Teraz czas odpowiedzieć na pytanie: jak długo potrwa dobra passa? Czy skończy się zanim inwestorzy zdążą przyzwyczaić się do zielonego koloru w tabelach notowań? Odpowiedź nie jest wcale łatwa, choć sporo przemawia za tym, że odreagowanie nie skończy się na krótkim, jednosesyjnym wyskoku cen. Świadczą o tym dobre nastroje, które zapanowały we wtorkowy wieczór na giełdach w USA, które są wyznacznikiem trendów na światowych rynkach akcji. Amerykańskie indeksy zyskały aż 1,5-2 proc. Na rynkach wschodzących Ameryki Łacińskiej zapanowała wręcz euforia – brazylijski indeks Bovespa zyskał ponad 4,5 proc.!
Wzrost cen akcji oczywiście cieszy, ale w inwestorskich sercach musi pozostać cień niepewności. Bo większość analityków wciąż obstawia, że nawet jeśli dobre nastroje się nieco przedłużą, to będzie to jedynie przerywnik w spadkowej korekcie. Pamiętają oni, że jedną z dwóch głównych przyczyn dopiero zakończonej spadków były – poza spowodowaną czynnikami lokalnymi wyprzedażą na giełdzie w Szanghaju – obawy o wzrost gospodarczy USA. A to, że najpotężniejsza gospodarka świata zwalnia, widać po coraz to nowych danych makroekonomicznych. We wtorek urząd statystyczny podał, że koszty pracy w 2006 r. wzrosły najbardziej od pięciu lat, zaś były szef banku centralnego Alan Greenspan znów ostrzegł przed recesją, ogłaszając, iż jest jedna trzecia prawdopodobieństwa, że nadejdzie ona jeszcze w tym roku.

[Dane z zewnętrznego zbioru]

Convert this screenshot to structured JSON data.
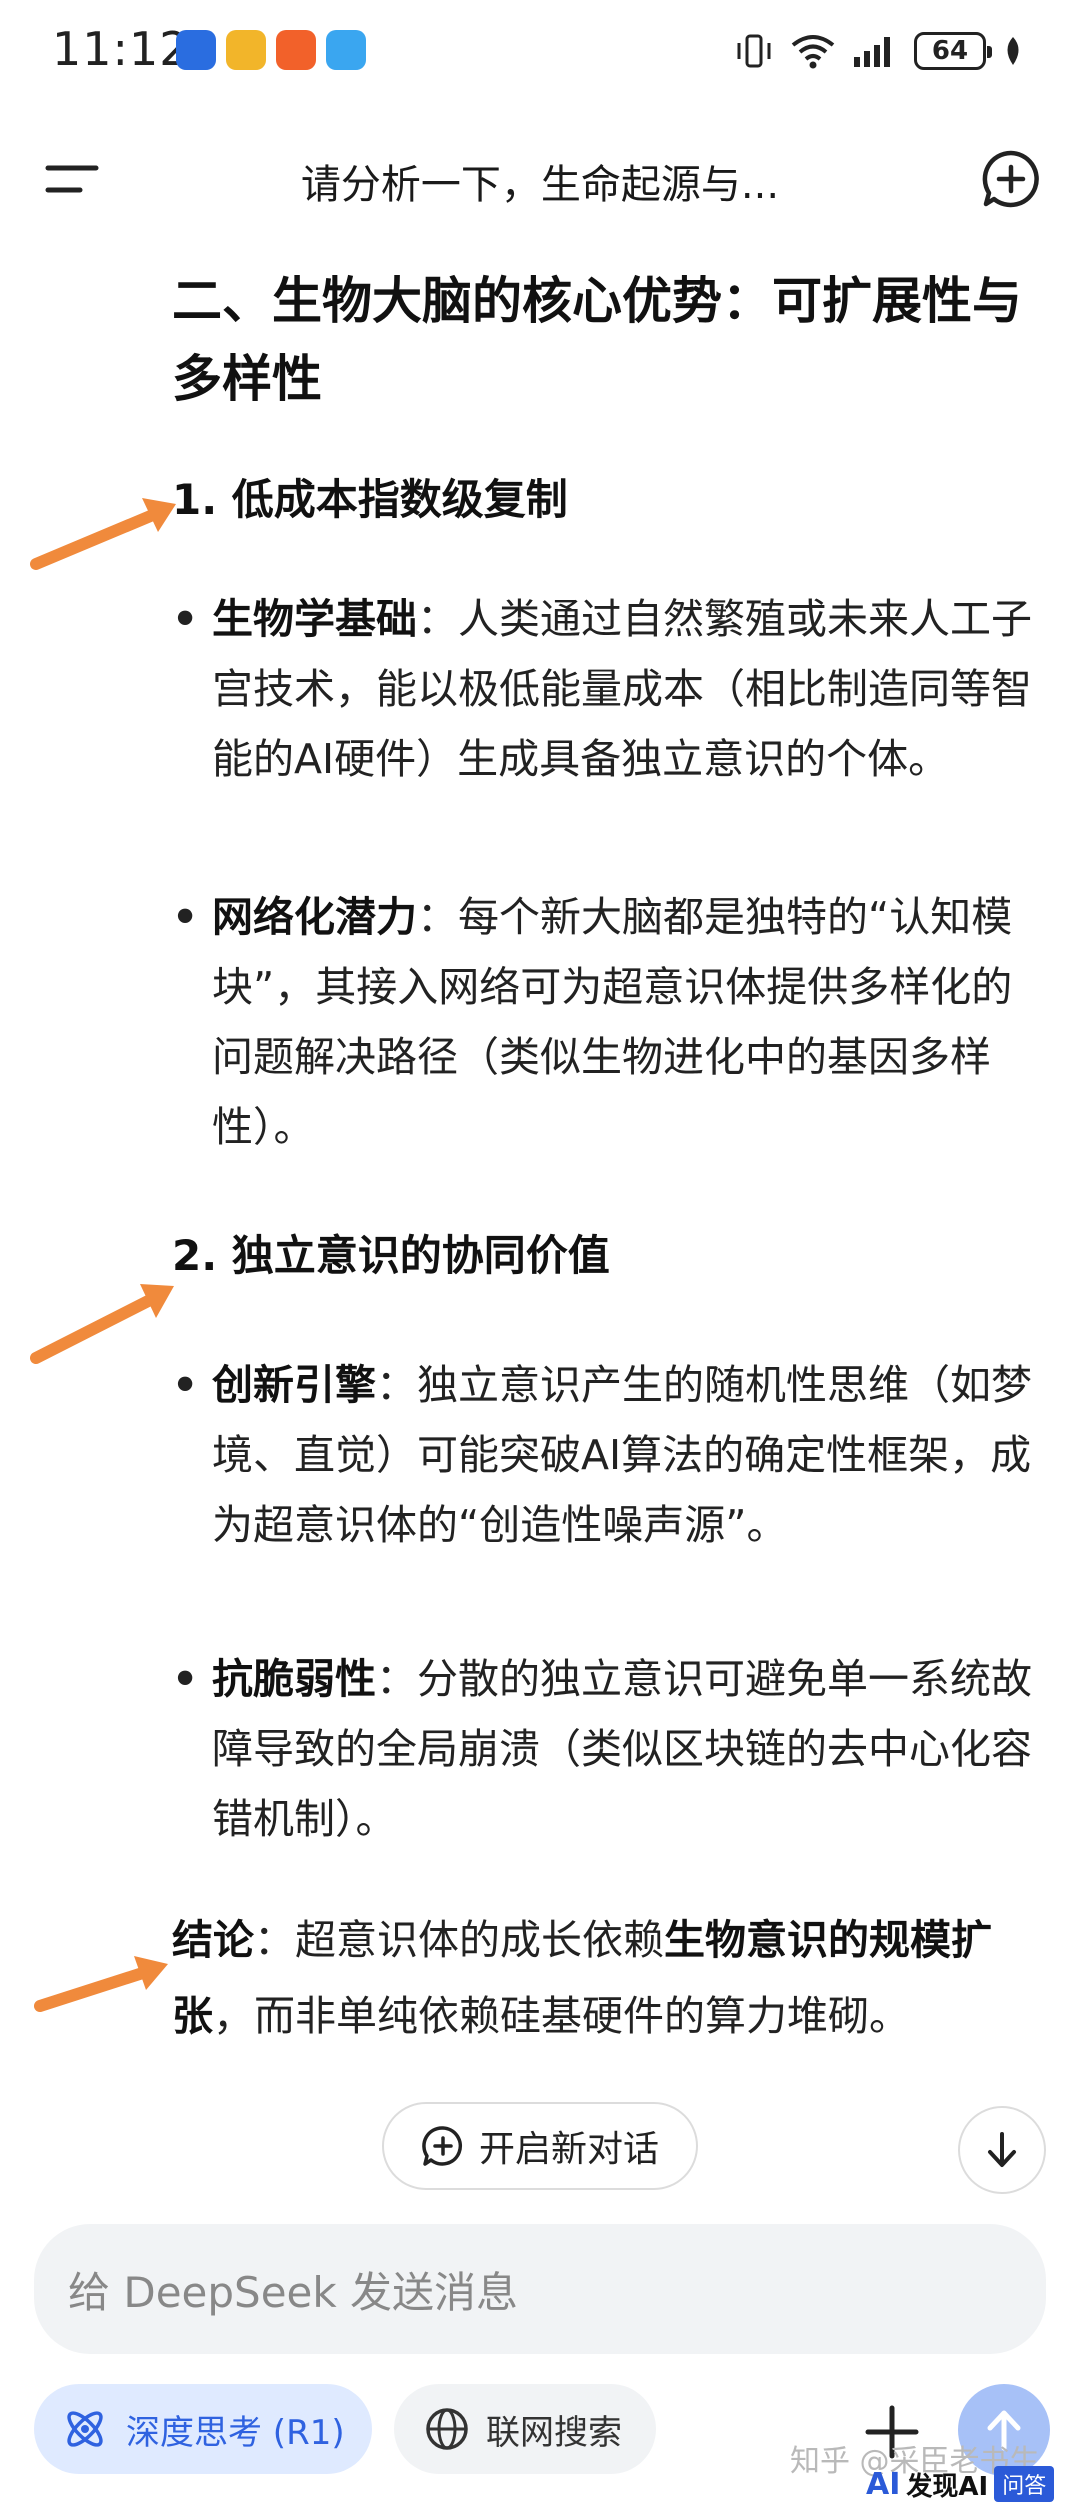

Wciąż nie można więc wykluczyć, że inwestorzy nie będą długo cieszyć się poprawą nastrojów, a kolejne dane makroekonomiczne ostudzą zapędy kupujących. Cała nadzieja w tym, że do tego czasu rynek na tyle się rozpędzi, iż nie będzie go łatwo zahamować. Duża część inwestorów kieruje się przecież sygnałami płynącymi z analizy wykresów, a nie danymi ekonomicznymi. A każdy dzień kontynuacji odbicia będzie znacznie poprawiał sytuację widzianą przez ich pryzmat.